Fred Awaah of the All African Students Union, who came close to proposing an 'AfriSQAN' at the event, said that students are simply insufficiently aware of quality assurance issues.

“We have a responsibility to inform and involve students, but we cannot do it without your support,” he told the gathering of senior officials.

QA and accreditation framework

The official conference statement, to be published within the next few weeks, specifically urges African countries and institutions without quality assurance agencies to establish one as matter of priority.

It will also recommend that a Pan-African Quality Assurance and Accreditation Framework be pushed ahead soon.

The discussion about the development of a continental framework is not new. Already in 2009 after the fourth conference in the same series, in Bamako, Mali, there was a call to move towards developing an African higher education space.

“The following year in Accra [in Ghana], we had a brainstorming meeting with experts,” recalls Juma Shabani who presided over this year’s meeting. Shabani was until recently UNESCO director in the education sector in charge of coordination, monitoring and evaluation of higher education programmes with a special focus on Africa.

“We knew we needed a continental framework. The African Union participated in our meeting too and it came up with the idea of an African Union accreditation council. But accreditation is part of quality assurance, so we proposed to put it together and see how we could further develop the ideas.”

Earlier this year, the African Union and the European Union commissioned Nigerian Peter Okebukola and Flemish consultant Bart Fonteyne to carry out a study on developing a pan-African quality assurance framework, the preliminary results of which were presented for stakeholder input in Bujumbura and took up considerable space on the agenda.

Its conclusions were met with enthusiasm, but there is still some disagreement on how a pan-African quality assurance framework is to be implemented, whether it must be overseen by a new agency, whether such an agency should also engage in actual accreditation of institutions or national and regional quality assurance agencies, and where such an agency would be hosted.

'Coalition of the willing'

Some believe that a pan-African structure will be a naturally evolving consequence of increased international cooperation, which should come in the wake of the ratification of the revised Arusha Declaration, due in December this year.

AAU President Olusola Oyewole believes that political support from the countries must now be secured first. “We may not need all countries at the same time,” said Oyewole.

“We can start with those that are ready.
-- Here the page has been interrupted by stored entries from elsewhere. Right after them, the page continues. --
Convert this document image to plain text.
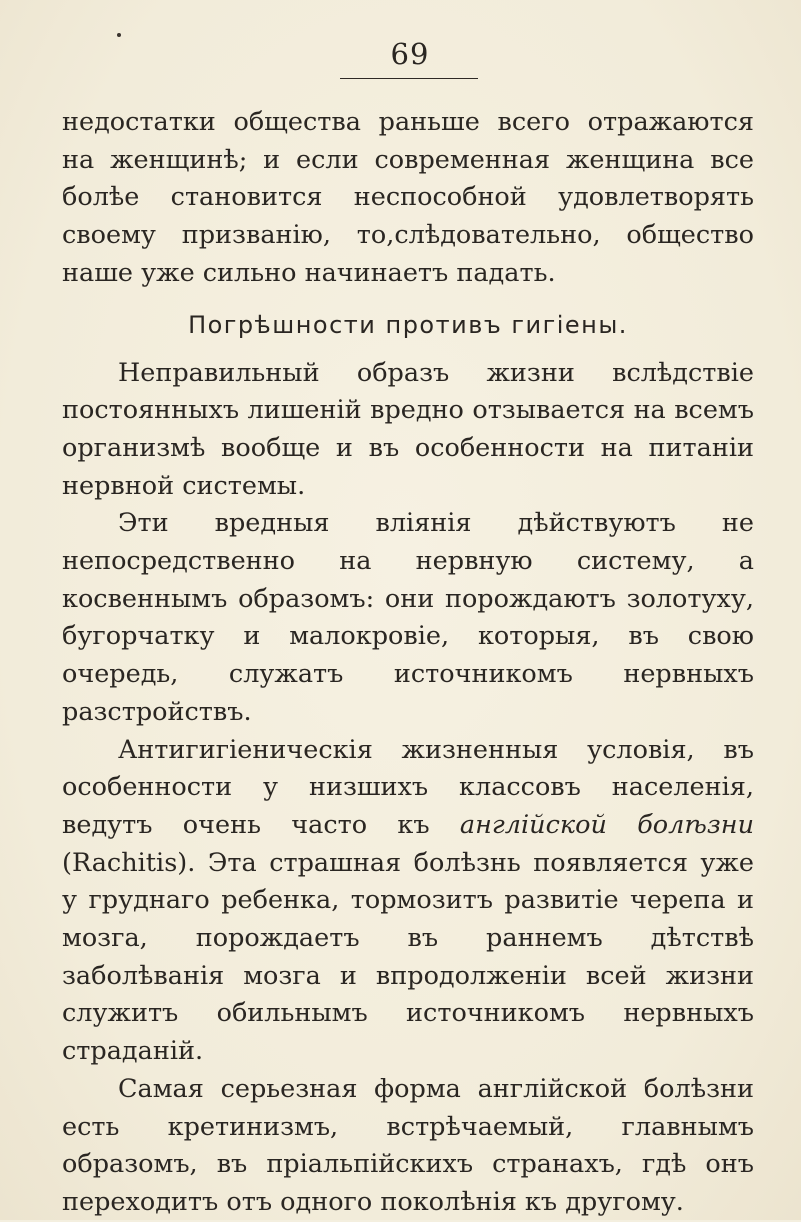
69

недостатки общества раньше всего отражаются на женщинѣ; и если современная женщина все болѣе становится неспособной удовлетворять своему призванію, то,слѣдовательно, общество наше уже сильно начинаетъ падать.

Погрѣшности противъ гигіены.

Неправильный образъ жизни вслѣдствіе постоянныхъ лишеній вредно отзывается на всемъ организмѣ вообще и въ особенности на питаніи нервной системы.

Эти вредныя вліянія дѣйствуютъ не непосредственно на нервную систему, а косвеннымъ образомъ: они порождаютъ золотуху, бугорчатку и малокровіе, которыя, въ свою очередь, служатъ источникомъ нервныхъ разстройствъ.

Антигигіеническія жизненныя условія, въ особенности у низшихъ классовъ населенія, ведутъ очень часто къ англійской болѣзни (Rachitis). Эта страшная болѣзнь появляется уже у груднаго ребенка, тормозитъ развитіе черепа и мозга, порождаетъ въ раннемъ дѣтствѣ заболѣванія мозга и впродолженіи всей жизни служитъ обильнымъ источникомъ нервныхъ страданій.

Самая серьезная форма англійской болѣзни есть кретинизмъ, встрѣчаемый, главнымъ образомъ, въ пріальпійскихъ странахъ, гдѣ онъ переходитъ отъ одного поколѣнія къ другому.
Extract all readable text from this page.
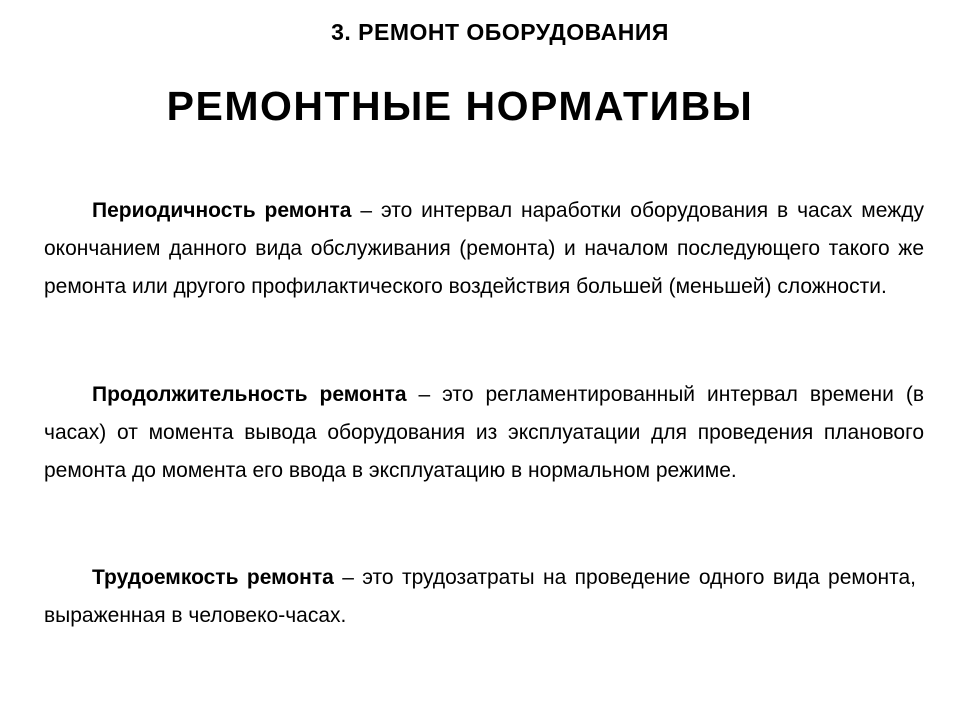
3. РЕМОНТ ОБОРУДОВАНИЯ
РЕМОНТНЫЕ НОРМАТИВЫ

Периодичность ремонта – это интервал наработки оборудования в часах между окончанием данного вида обслуживания (ремонта) и началом последующего такого же ремонта или другого профилактического воздействия большей (меньшей) сложности.

Продолжительность ремонта – это регламентированный интервал времени (в часах) от момента вывода оборудования из эксплуатации для проведения планового ремонта до момента его ввода в эксплуатацию в нормальном режиме.

Трудоемкость ремонта – это трудозатраты на проведение одного вида ремонта, выраженная в человеко-часах.
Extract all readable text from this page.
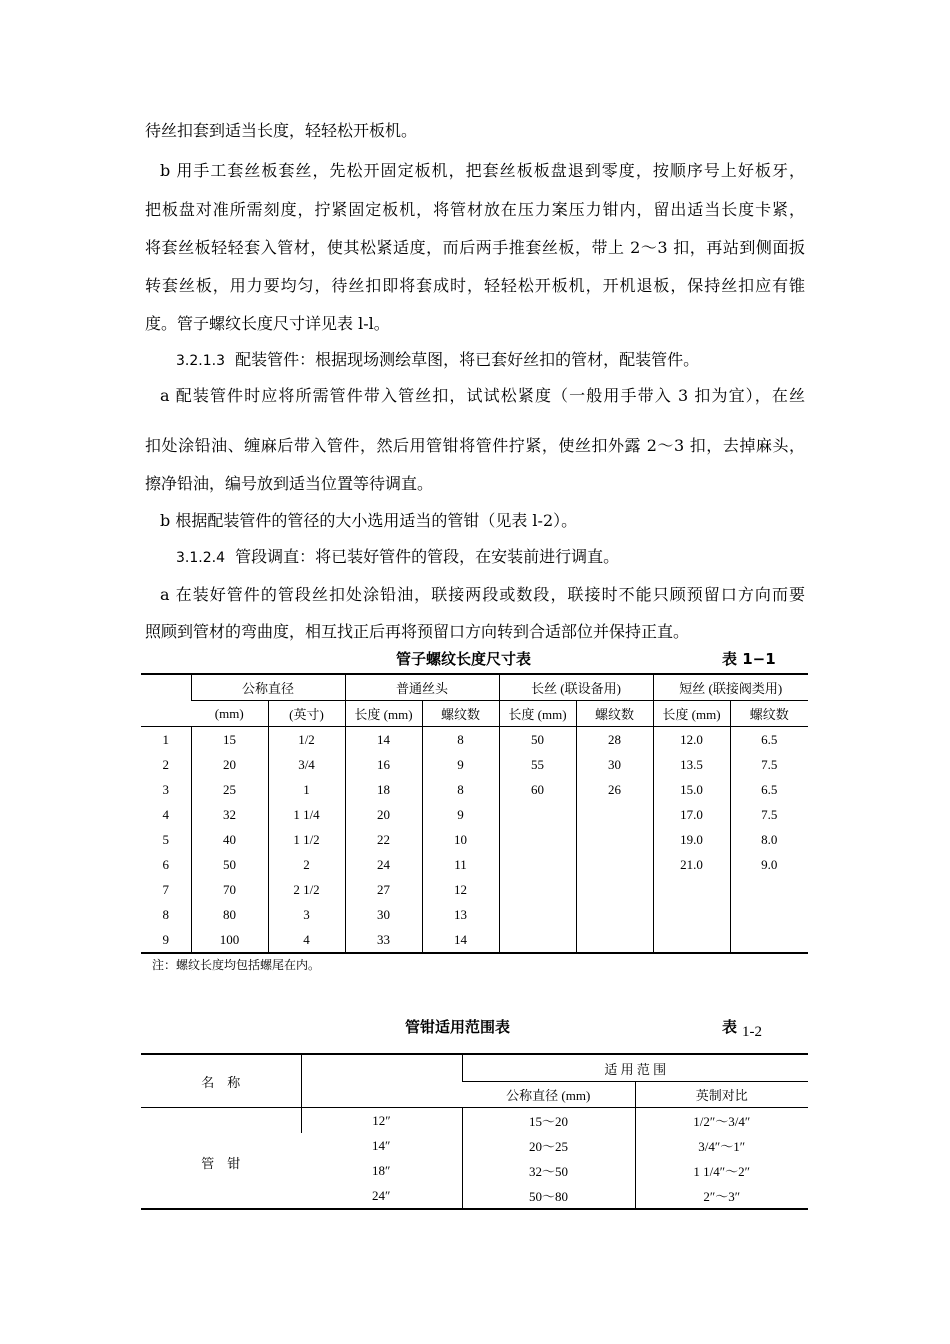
待丝扣套到适当长度，轻轻松开板机。
b 用手工套丝板套丝，先松开固定板机，把套丝板板盘退到零度，按顺序号上好板牙，
把板盘对准所需刻度，拧紧固定板机，将管材放在压力案压力钳内，留出适当长度卡紧，
将套丝板轻轻套入管材，使其松紧适度，而后两手推套丝板，带上 2～3 扣，再站到侧面扳
转套丝板，用力要均匀，待丝扣即将套成时，轻轻松开板机，开机退板，保持丝扣应有锥
度。管子螺纹长度尺寸详见表 l-l。
3.2.1.3 配装管件：根据现场测绘草图，将已套好丝扣的管材，配装管件。
a 配装管件时应将所需管件带入管丝扣，试试松紧度（一般用手带入 3 扣为宜），在丝
扣处涂铅油、缠麻后带入管件，然后用管钳将管件拧紧，使丝扣外露 2～3 扣，去掉麻头，
擦净铅油，编号放到适当位置等待调直。
b 根据配装管件的管径的大小选用适当的管钳（见表 l-2）。
3.1.2.4 管段调直：将已装好管件的管段，在安装前进行调直。
a 在装好管件的管段丝扣处涂铅油，联接两段或数段，联接时不能只顾预留口方向而要
照顾到管材的弯曲度，相互找正后再将预留口方向转到合适部位并保持正直。
管子螺纹长度尺寸表	表 1−1
	公称直径		普通丝头		长丝 (联设备用)		短丝 (联接阀类用)	
	(mm)	(英寸)	长度 (mm)	螺纹数	长度 (mm)	螺纹数	长度 (mm)	螺纹数
1	15	1/2	14	8	50	28	12.0	6.5
2	20	3/4	16	9	55	30	13.5	7.5
3	25	1	18	8	60	26	15.0	6.5
4	32	1 1/4	20	9			17.0	7.5
5	40	1 1/2	22	10			19.0	8.0
6	50	2	24	11			21.0	9.0
7	70	2 1/2	27	12				
8	80	3	30	13				
9	100	4	33	14				
注：螺纹长度均包括螺尾在内。
管钳适用范围表	表 1-2
名　称		适 用 范 围	
		公称直径 (mm)	英制对比
管　钳	12″	15～20	1/2″～3/4″
	14″	20～25	3/4″～1″
	18″	32～50	1 1/4″～2″
	24″	50～80	2″～3″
Then we need the Arusha Convention to be ratified so as to increase awareness of the need for mobility of staff and students, and the need for comparability of diplomas and certificates. When that is in place, I think the national quality assurance agencies will pick up the need to work together.”

Co-author of the study Peter Okebukola firmly believes that Africa can rise to the challenge of creating a common higher education space and a continental framework for quality assurance.